Other studies have tested people without face blindness. Researchers have challenged subjects’ powers of recognition by presenting faces upside-down, or faces entirely obscured except for one feature, or half-and-half creations of celebrities, such as George Clooney’s mouth and nose fused with Robin Williams’s eyes.
One of the main takeaways has been that facial recognition happens holistically, or all at once.
We don’t scrutinise people’s features piecemeal. Rather, we take in the entire face in a glance. When half the face is hidden by a mask, the process suffers.
But all is not lost. Research has shown that out of all facial features, we rely most on the eyes to recognise people.
Even if we struggle to know who we’re looking at when only their eyes are visible, we may still pick up information about a person’s identity and emotions.
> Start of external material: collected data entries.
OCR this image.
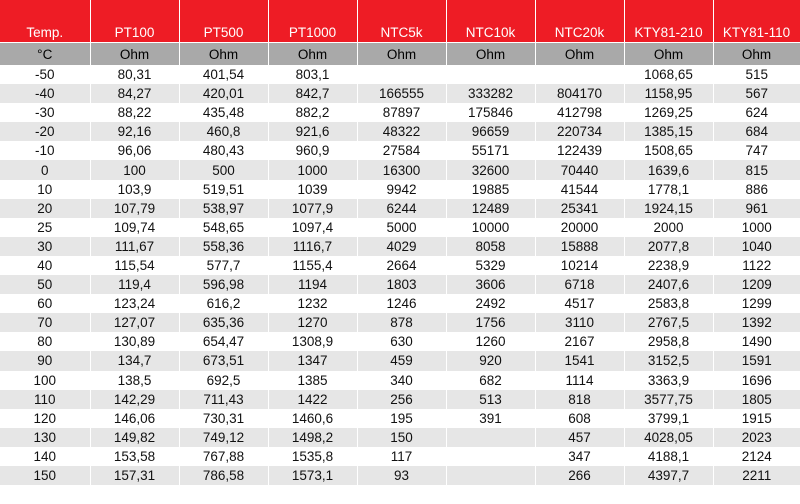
Temp.	PT100	PT500	PT1000	NTC5k	NTC10k	NTC20k	KTY81-210	KTY81-110
°C	Ohm	Ohm	Ohm	Ohm	Ohm	Ohm	Ohm	Ohm
-50	80,31	401,54	803,1				1068,65	515
-40	84,27	420,01	842,7	166555	333282	804170	1158,95	567
-30	88,22	435,48	882,2	87897	175846	412798	1269,25	624
-20	92,16	460,8	921,6	48322	96659	220734	1385,15	684
-10	96,06	480,43	960,9	27584	55171	122439	1508,65	747
0	100	500	1000	16300	32600	70440	1639,6	815
10	103,9	519,51	1039	9942	19885	41544	1778,1	886
20	107,79	538,97	1077,9	6244	12489	25341	1924,15	961
25	109,74	548,65	1097,4	5000	10000	20000	2000	1000
30	111,67	558,36	1116,7	4029	8058	15888	2077,8	1040
40	115,54	577,7	1155,4	2664	5329	10214	2238,9	1122
50	119,4	596,98	1194	1803	3606	6718	2407,6	1209
60	123,24	616,2	1232	1246	2492	4517	2583,8	1299
70	127,07	635,36	1270	878	1756	3110	2767,5	1392
80	130,89	654,47	1308,9	630	1260	2167	2958,8	1490
90	134,7	673,51	1347	459	920	1541	3152,5	1591
100	138,5	692,5	1385	340	682	1114	3363,9	1696
110	142,29	711,43	1422	256	513	818	3577,75	1805
120	146,06	730,31	1460,6	195	391	608	3799,1	1915
130	149,82	749,12	1498,2	150		457	4028,05	2023
140	153,58	767,88	1535,8	117		347	4188,1	2124
150	157,31	786,58	1573,1	93		266	4397,7	2211
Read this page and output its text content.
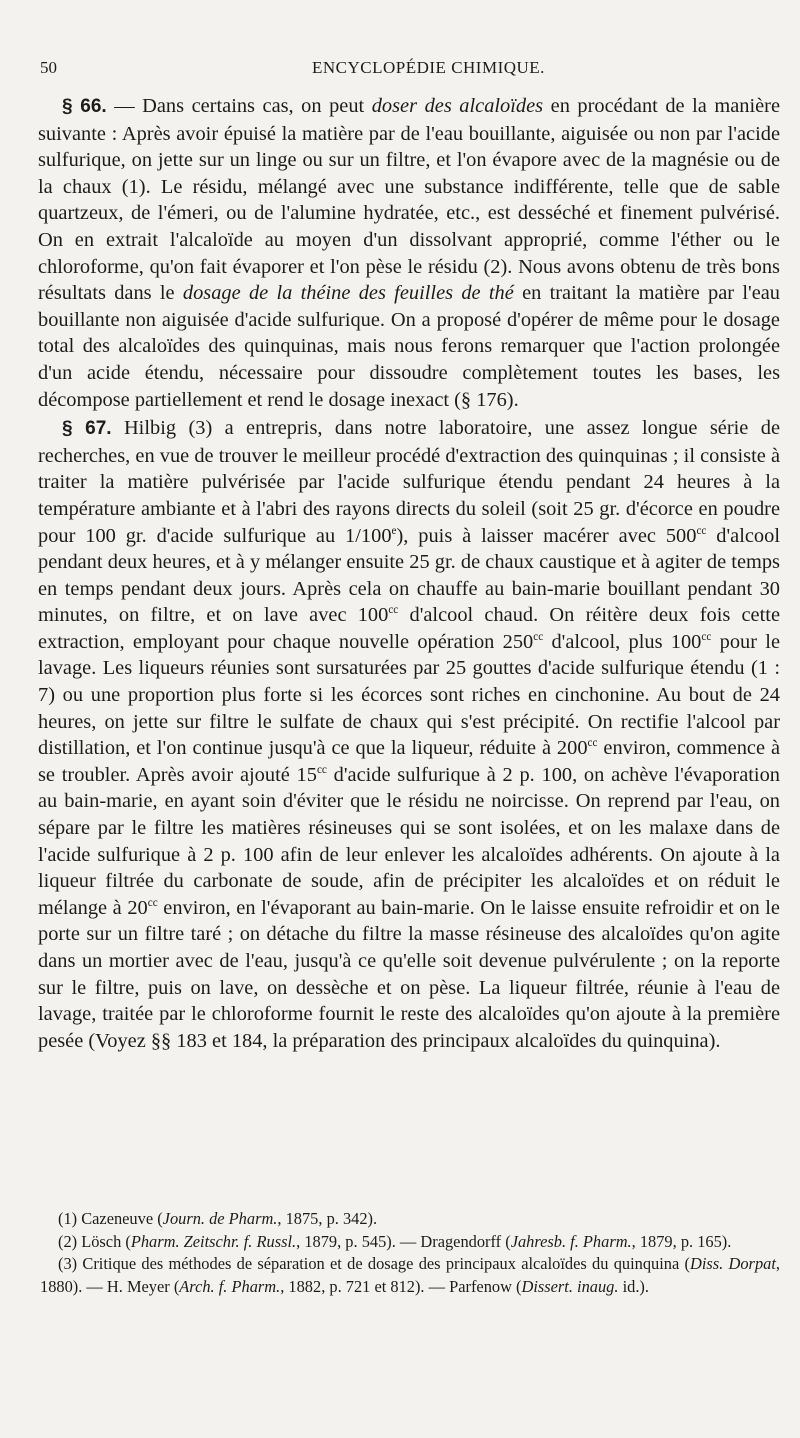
50	ENCYCLOPÉDIE CHIMIQUE.

§ 66. — Dans certains cas, on peut doser des alcaloïdes en procédant de la manière suivante : Après avoir épuisé la matière par de l'eau bouillante, aiguisée ou non par l'acide sulfurique, on jette sur un linge ou sur un filtre, et l'on évapore avec de la magnésie ou de la chaux (1). Le résidu, mélangé avec une substance indifférente, telle que de sable quartzeux, de l'émeri, ou de l'alumine hydratée, etc., est desséché et finement pulvérisé. On en extrait l'alcaloïde au moyen d'un dissolvant approprié, comme l'éther ou le chloroforme, qu'on fait évaporer et l'on pèse le résidu (2). Nous avons obtenu de très bons résultats dans le dosage de la théine des feuilles de thé en traitant la matière par l'eau bouillante non aiguisée d'acide sulfurique. On a proposé d'opérer de même pour le dosage total des alcaloïdes des quinquinas, mais nous ferons remarquer que l'action prolongée d'un acide étendu, nécessaire pour dissoudre complètement toutes les bases, les décompose partiellement et rend le dosage inexact (§ 176).

§ 67. Hilbig (3) a entrepris, dans notre laboratoire, une assez longue série de recherches, en vue de trouver le meilleur procédé d'extraction des quinquinas ; il consiste à traiter la matière pulvérisée par l'acide sulfurique étendu pendant 24 heures à la température ambiante et à l'abri des rayons directs du soleil (soit 25 gr. d'écorce en poudre pour 100 gr. d'acide sulfurique au 1/100e), puis à laisser macérer avec $500^{cc}$ d'alcool pendant deux heures, et à y mélanger ensuite 25 gr. de chaux caustique et à agiter de temps en temps pendant deux jours. Après cela on chauffe au bain-marie bouillant pendant 30 minutes, on filtre, et on lave avec $100^{cc}$ d'alcool chaud. On réitère deux fois cette extraction, employant pour chaque nouvelle opération $250^{cc}$ d'alcool, plus $100^{cc}$ pour le lavage. Les liqueurs réunies sont sursaturées par 25 gouttes d'acide sulfurique étendu (1 : 7) ou une proportion plus forte si les écorces sont riches en cinchonine. Au bout de 24 heures, on jette sur filtre le sulfate de chaux qui s'est précipité. On rectifie l'alcool par distillation, et l'on continue jusqu'à ce que la liqueur, réduite à $200^{cc}$ environ, commence à se troubler. Après avoir ajouté $15^{cc}$ d'acide sulfurique à 2 p. 100, on achève l'évaporation au bain-marie, en ayant soin d'éviter que le résidu ne noircisse. On reprend par l'eau, on sépare par le filtre les matières résineuses qui se sont isolées, et on les malaxe dans de l'acide sulfurique à 2 p. 100 afin de leur enlever les alcaloïdes adhérents. On ajoute à la liqueur filtrée du carbonate de soude, afin de précipiter les alcaloïdes et on réduit le mélange à $20^{cc}$ environ, en l'évaporant au bain-marie. On le laisse ensuite refroidir et on le porte sur un filtre taré ; on détache du filtre la masse résineuse des alcaloïdes qu'on agite dans un mortier avec de l'eau, jusqu'à ce qu'elle soit devenue pulvérulente ; on la reporte sur le filtre, puis on lave, on dessèche et on pèse. La liqueur filtrée, réunie à l'eau de lavage, traitée par le chloroforme fournit le reste des alcaloïdes qu'on ajoute à la première pesée (Voyez §§ 183 et 184, la préparation des principaux alcaloïdes du quinquina).

(1) Cazeneuve (Journ. de Pharm., 1875, p. 342).

(2) Lösch (Pharm. Zeitschr. f. Russl., 1879, p. 545). — Dragendorff (Jahresb. f. Pharm., 1879, p. 165).

(3) Critique des méthodes de séparation et de dosage des principaux alcaloïdes du quinquina (Diss. Dorpat, 1880). — H. Meyer (Arch. f. Pharm., 1882, p. 721 et 812). — Parfenow (Dissert. inaug. id.).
“A lot of information is conveyed by the eye region,” said Richard Cook, a psychologist at Birkbeck, University of London. “We’ve still got access to that information.”
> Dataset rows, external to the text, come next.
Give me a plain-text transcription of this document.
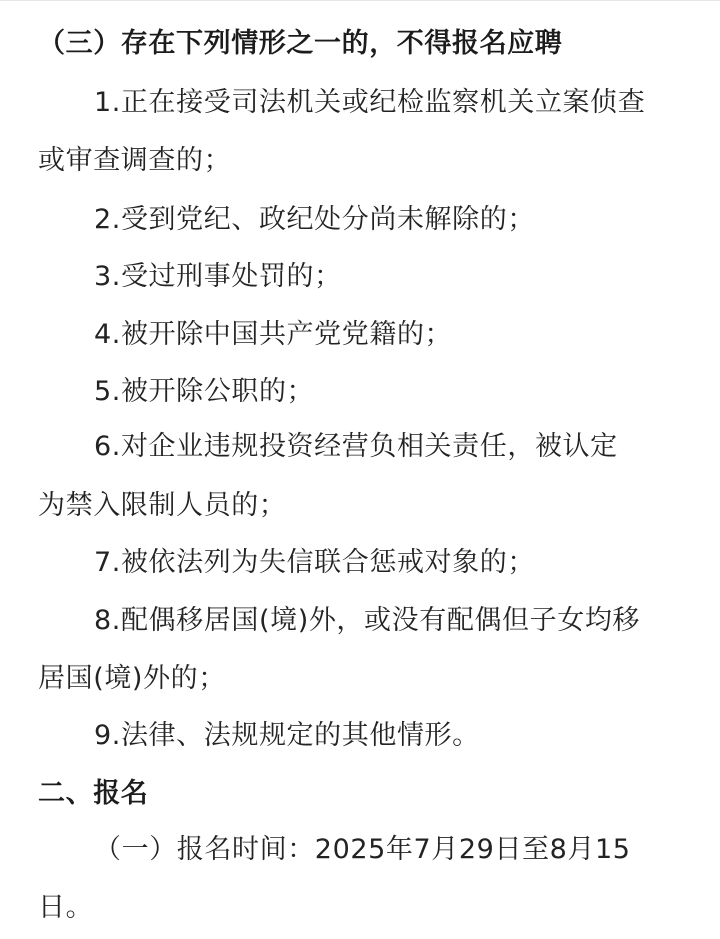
（三）存在下列情形之一的，不得报名应聘
1.正在接受司法机关或纪检监察机关立案侦查
或审查调查的；
2.受到党纪、政纪处分尚未解除的；
3.受过刑事处罚的；
4.被开除中国共产党党籍的；
5.被开除公职的；
6.对企业违规投资经营负相关责任，被认定
为禁入限制人员的；
7.被依法列为失信联合惩戒对象的；
8.配偶移居国(境)外，或没有配偶但子女均移
居国(境)外的；
9.法律、法规规定的其他情形。
二、报名
（一）报名时间：2025年7月29日至8月15
日。
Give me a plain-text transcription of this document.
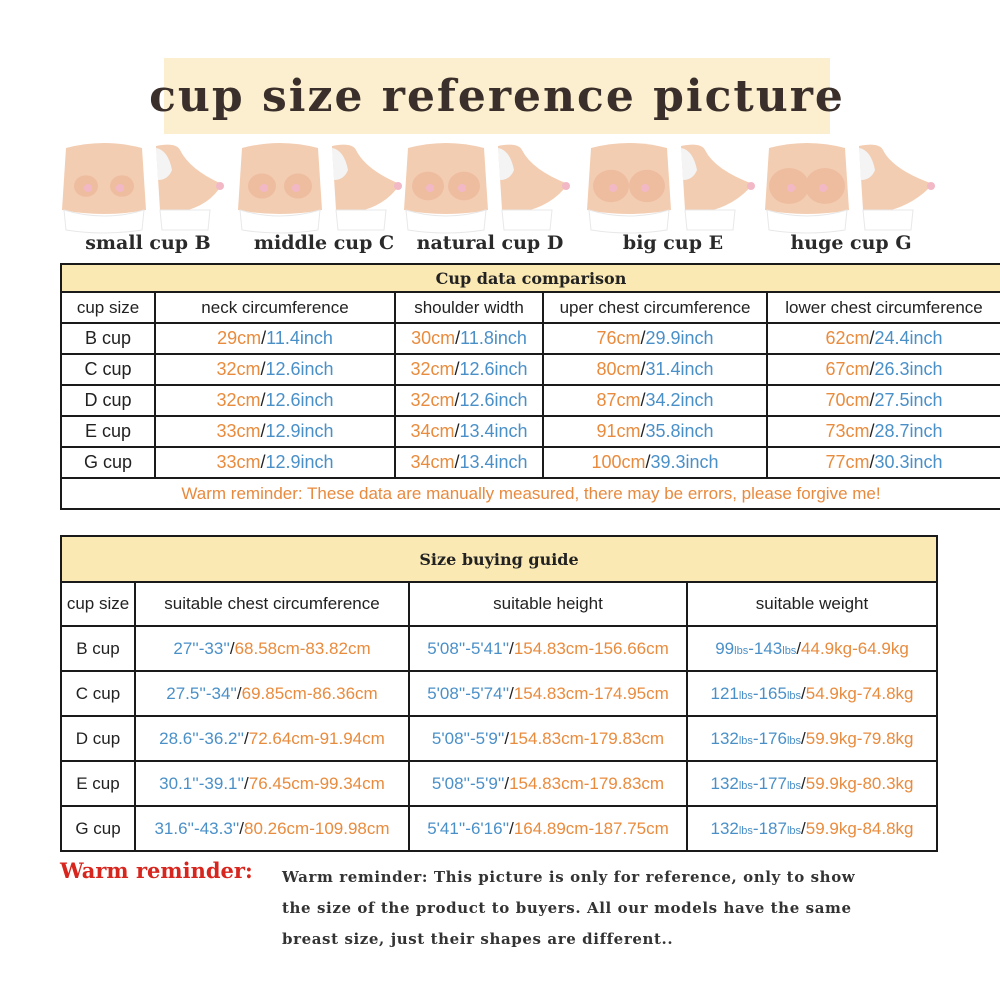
cup size reference picture
small cup B	middle cup C	natural cup D	big cup E	huge cup G
Cup data comparison				
cup size	neck circumference	shoulder width	uper chest circumference	lower chest circumference
B cup	29cm/11.4inch	30cm/11.8inch	76cm/29.9inch	62cm/24.4inch
C cup	32cm/12.6inch	32cm/12.6inch	80cm/31.4inch	67cm/26.3inch
D cup	32cm/12.6inch	32cm/12.6inch	87cm/34.2inch	70cm/27.5inch
E cup	33cm/12.9inch	34cm/13.4inch	91cm/35.8inch	73cm/28.7inch
G cup	33cm/12.9inch	34cm/13.4inch	100cm/39.3inch	77cm/30.3inch
Warm reminder: These data are manually measured, there may be errors, please forgive me!				
Size buying guide			
cup size	suitable chest circumference	suitable height	suitable weight
B cup	27''-33''/68.58cm-83.82cm	5'08''-5'41''/154.83cm-156.66cm	99lbs-143lbs/44.9kg-64.9kg
C cup	27.5''-34''/69.85cm-86.36cm	5'08''-5'74''/154.83cm-174.95cm	121lbs-165lbs/54.9kg-74.8kg
D cup	28.6''-36.2''/72.64cm-91.94cm	5'08''-5'9''/154.83cm-179.83cm	132lbs-176lbs/59.9kg-79.8kg
E cup	30.1''-39.1''/76.45cm-99.34cm	5'08''-5'9''/154.83cm-179.83cm	132lbs-177lbs/59.9kg-80.3kg
G cup	31.6''-43.3''/80.26cm-109.98cm	5'41''-6'16''/164.89cm-187.75cm	132lbs-187lbs/59.9kg-84.8kg
Warm reminder: Warm reminder: This picture is only for reference, only to show
the size of the product to buyers. All our models have the same
breast size, just their shapes are different..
“We also use other cues, and we can fall back on some of those other cues if they are helpful,” Dr Behrmann said.
For example, we might recognise people by the way they walk or talk, or by their facial hair or hairstyle (except for Dr Behrmann’s recently trimmed colleague). Prosopagnosics may rely on these external cues already.
The observer’s culture may matter, too. In what researchers call the “head scarf effect”, study participants from Egypt and the United Arab Emirates, where women often cover their hair, outperformed British and American participants at identifying faces when only the eyes, nose and mouth were showing.
In some Asian countries, wearing masks in public to protect against viruses was commonplace before COVID-19. Might people in those parts of the world be more comfortable recognising each other with their faces covered?
“It is indeed an interesting point,” said Katsumi Watanabe, a cognitive scientist at Waseda University in Tokyo.
There is a paucity of research directly addressing the question, but earlier studies have hinted at cultural differences in how people read emotions. “Western Caucasian people tend to decode facial expressions based on the mouth region, while Eastern Asian tend to use the information from the eye region,” Dr Watanabe said.
That might make it easier for people in a country such as Japan to get used to interacting while masked, Dr Watanabe speculated.
People who are very young today might experience negative long-term effects, though. Babies and toddlers who are surrounded by masks may not get the chance to fine-tune their holistic understanding of faces, Dr Cook said.
“If there is some sort of lasting effect, I think it’ll be seen in young kids that are growing up now.” He wonders whether their powers of facial recognition, like a second language learned later in life, might always carry a bit of an accent.
For now, Dr Cook said, adults are having a hard time. In his work with other researchers who study prosopagnosics, “We’re hearing that people who do perform normally are struggling, and people who usually struggle are struggling even more.”
That also means a lot of people are newly appreciating their power of facial recognition, Dr Cook said. “They’re realising what it’s like to not be able to take it for granted.”